Can you suggest a best way to define money type in F#?
use a long, and store pennies (or tenths of a penny) in it.
You could use a class like Decimal, but that usually ends up being quite slow.
Always, always, use System.Decimal for storing financial data! (Unless you dont care about inaccuracy and rounding errors!) http://msdn.microsoft.com/en-us/library/364x0z75(VS.71).aspx
type money = int<dollars>
?
Haven't even tried it to see... can you define arbitrary units, or does it only work with explicitly defined ones?
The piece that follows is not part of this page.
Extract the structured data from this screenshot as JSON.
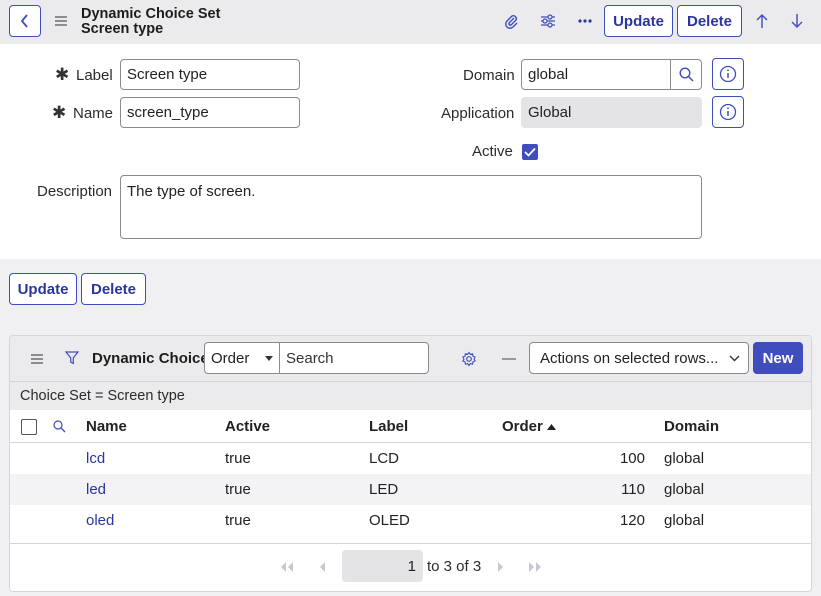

Obviously you'd probably want
type money = int<thousandths_of_currency>
(or tens of pennies, or whatever).
To be more accurate.
edited:
decimals take types so you can define money as:
[<Measure>]
type = pounds
type money = decimal<pounds>
which could ensure currencies aren't cross converted by accident, eg:
if
balance = decimal<pounds>
and
payment = decimal<dollars>
newbalance = balance + payment
will not compile, and you'll have to convert payment to decimal<pounds>
Luca Bolognese suggests one defines their own Money type based off of float:
[<Measure>] type money
let money (f:float) = f * 1.<money>
F# now has built in support for Measures and Units. According to the lead engineer for this feature, Kennedy it is aimed at financial apps among other solutions.
So I would look at that before defining my own money type in F#.